The California-based startup uses machine learning for autonomous business monitoring. Its customers include Fortune 500 companies across telco, finance, and digital sectors, that use Anodot’s real-time, contextual alerts to catch incidents that impact revenue and costs.

Next is Astera Labs, also based in California, a fabless semiconductor company that develops connectivity solutions to address performance bottlenecks in compute-intensive workloads such as artificial intelligence and machine learning. 

A third startup from California (you will notice a pattern here), Axonne, is designing high-speed Ethernet network connectivity solutions for vehicles - both conventional connected cars, and autonomous vehicles.

Keeping the Californian investment streak going is Hypersonix, an AI-powered autonomous analytics platform designed for consumer-facing sectors: retail, restaurants, hospitality, and e-commerce. 

Now for something different: KFBIO. The Chinese biotech firm is building digital pathology systems, which it claims can beat traditional microscopes by using big data, cloud computing, and AI.

Back to California for some Lilt. The San Francisco business offers AI-powered language translation software and services. In a separate announcement, Lilt revealed it had raised $25m in a round that included Intel, the CIA's In-Q-Tel and Sequoia Capital.

Elsewhere, in Milpitas California, MemVerge is working on memory-driven computing. Its Memory Machine software provides petabyte-size pools of shared persistent memory and powerful data services for applications such as AI and machine learning, market analytics and high-performance computing.
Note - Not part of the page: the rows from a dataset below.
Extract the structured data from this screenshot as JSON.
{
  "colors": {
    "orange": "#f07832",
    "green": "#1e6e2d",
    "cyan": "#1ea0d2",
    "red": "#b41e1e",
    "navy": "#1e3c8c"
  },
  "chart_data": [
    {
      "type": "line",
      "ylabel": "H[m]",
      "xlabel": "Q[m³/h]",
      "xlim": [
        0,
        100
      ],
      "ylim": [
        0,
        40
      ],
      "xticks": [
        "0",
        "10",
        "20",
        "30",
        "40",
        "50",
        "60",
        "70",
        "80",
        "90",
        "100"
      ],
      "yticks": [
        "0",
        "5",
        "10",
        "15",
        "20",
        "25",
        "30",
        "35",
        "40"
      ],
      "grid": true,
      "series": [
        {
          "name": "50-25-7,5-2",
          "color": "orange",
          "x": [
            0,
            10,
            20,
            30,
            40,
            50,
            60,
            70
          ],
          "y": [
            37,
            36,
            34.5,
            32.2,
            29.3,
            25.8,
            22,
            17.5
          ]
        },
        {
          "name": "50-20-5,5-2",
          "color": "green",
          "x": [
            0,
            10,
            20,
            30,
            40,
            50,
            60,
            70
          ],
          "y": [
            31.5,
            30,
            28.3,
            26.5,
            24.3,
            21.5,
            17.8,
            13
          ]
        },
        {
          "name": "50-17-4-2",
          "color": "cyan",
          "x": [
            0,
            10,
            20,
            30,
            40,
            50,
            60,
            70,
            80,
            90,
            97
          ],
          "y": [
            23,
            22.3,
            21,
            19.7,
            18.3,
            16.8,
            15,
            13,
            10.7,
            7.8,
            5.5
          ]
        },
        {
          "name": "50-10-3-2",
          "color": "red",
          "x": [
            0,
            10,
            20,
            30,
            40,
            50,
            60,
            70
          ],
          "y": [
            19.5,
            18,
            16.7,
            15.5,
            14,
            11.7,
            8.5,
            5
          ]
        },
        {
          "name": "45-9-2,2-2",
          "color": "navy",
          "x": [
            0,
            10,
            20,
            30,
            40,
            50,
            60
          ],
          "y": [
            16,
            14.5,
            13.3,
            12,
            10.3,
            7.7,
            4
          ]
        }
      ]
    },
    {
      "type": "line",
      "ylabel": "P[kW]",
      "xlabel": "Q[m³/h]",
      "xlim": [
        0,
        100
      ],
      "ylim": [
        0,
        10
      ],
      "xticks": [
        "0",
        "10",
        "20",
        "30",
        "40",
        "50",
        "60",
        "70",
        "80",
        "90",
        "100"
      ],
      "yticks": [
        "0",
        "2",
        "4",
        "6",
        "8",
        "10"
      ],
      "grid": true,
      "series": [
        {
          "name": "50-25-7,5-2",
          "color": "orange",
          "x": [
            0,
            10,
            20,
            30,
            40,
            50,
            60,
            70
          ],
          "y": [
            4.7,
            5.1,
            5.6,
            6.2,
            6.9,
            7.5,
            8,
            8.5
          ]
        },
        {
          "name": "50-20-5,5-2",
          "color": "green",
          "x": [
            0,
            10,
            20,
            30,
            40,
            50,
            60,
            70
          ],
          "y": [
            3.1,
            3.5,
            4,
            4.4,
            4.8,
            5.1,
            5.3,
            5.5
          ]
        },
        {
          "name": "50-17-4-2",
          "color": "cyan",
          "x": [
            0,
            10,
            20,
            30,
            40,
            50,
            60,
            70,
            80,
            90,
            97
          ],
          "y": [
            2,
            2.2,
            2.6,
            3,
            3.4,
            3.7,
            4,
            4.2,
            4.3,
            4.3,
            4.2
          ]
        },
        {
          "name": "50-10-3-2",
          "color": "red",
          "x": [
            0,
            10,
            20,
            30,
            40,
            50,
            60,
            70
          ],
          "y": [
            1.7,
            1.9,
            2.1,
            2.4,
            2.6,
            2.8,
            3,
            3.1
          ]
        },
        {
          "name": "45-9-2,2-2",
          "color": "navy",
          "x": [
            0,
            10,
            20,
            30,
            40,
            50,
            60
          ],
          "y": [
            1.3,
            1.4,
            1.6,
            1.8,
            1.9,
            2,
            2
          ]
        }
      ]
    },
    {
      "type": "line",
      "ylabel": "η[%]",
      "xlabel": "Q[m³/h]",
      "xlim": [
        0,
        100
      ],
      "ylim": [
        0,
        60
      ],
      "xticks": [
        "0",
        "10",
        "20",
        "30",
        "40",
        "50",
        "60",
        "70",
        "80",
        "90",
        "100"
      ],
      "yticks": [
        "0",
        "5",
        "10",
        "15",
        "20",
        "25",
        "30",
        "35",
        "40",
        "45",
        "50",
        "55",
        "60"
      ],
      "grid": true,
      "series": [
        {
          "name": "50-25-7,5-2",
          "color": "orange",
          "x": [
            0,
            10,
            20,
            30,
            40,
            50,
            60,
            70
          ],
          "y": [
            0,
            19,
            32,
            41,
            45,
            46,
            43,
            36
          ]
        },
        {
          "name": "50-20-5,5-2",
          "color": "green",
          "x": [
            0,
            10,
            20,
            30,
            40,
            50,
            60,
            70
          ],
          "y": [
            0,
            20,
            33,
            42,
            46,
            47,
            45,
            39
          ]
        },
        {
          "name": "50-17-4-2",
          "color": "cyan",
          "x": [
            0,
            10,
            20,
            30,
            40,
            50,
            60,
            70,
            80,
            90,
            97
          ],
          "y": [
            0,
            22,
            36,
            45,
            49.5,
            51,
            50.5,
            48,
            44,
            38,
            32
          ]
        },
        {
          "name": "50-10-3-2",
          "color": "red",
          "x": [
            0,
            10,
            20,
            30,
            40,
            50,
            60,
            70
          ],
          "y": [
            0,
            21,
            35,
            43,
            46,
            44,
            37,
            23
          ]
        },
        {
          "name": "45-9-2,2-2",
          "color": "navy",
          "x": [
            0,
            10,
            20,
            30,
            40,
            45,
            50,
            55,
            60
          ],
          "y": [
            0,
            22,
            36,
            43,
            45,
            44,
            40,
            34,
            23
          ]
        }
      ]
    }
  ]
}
Over in China, ProPlus Electronics has received funding for its efforts on electronic design automation, with a specialism in advanced device modeling and fast circuit simulation.

As crucial as chips are to modern society, chops have always been fundamental to human survival. California’s Retrace is hoping its AI and predictive analytics platform can improve decision-making in dental clinics, reducing oral disease.

Next, the proof that Intel is investing right across the tech spectrum. Spectrum Materials is a Chinese firm supplying high-purity specialty gases and material to semiconductor fabs. It doesn’t appear to use much AI itself, but provides the basic tools that make AI applications possible.

Rounding out the list is something that hopes to excite: Xsight Labs. The Israeli firm is working on technologies for accelerating next-generation, cloud-based, data-intensive workloads such as machine learning, data analytics, and disaggregated storage. 

Intel Capital said that it is on track to invest between $300m and $500m in technology companies in 2020, after spending $466m last year. The division, which has been operating since 1991, allows Intel to keep track of potential competitors, acquisition targets, and market trends - it also offers the chance of a healthy profit, when Intel exits an investment.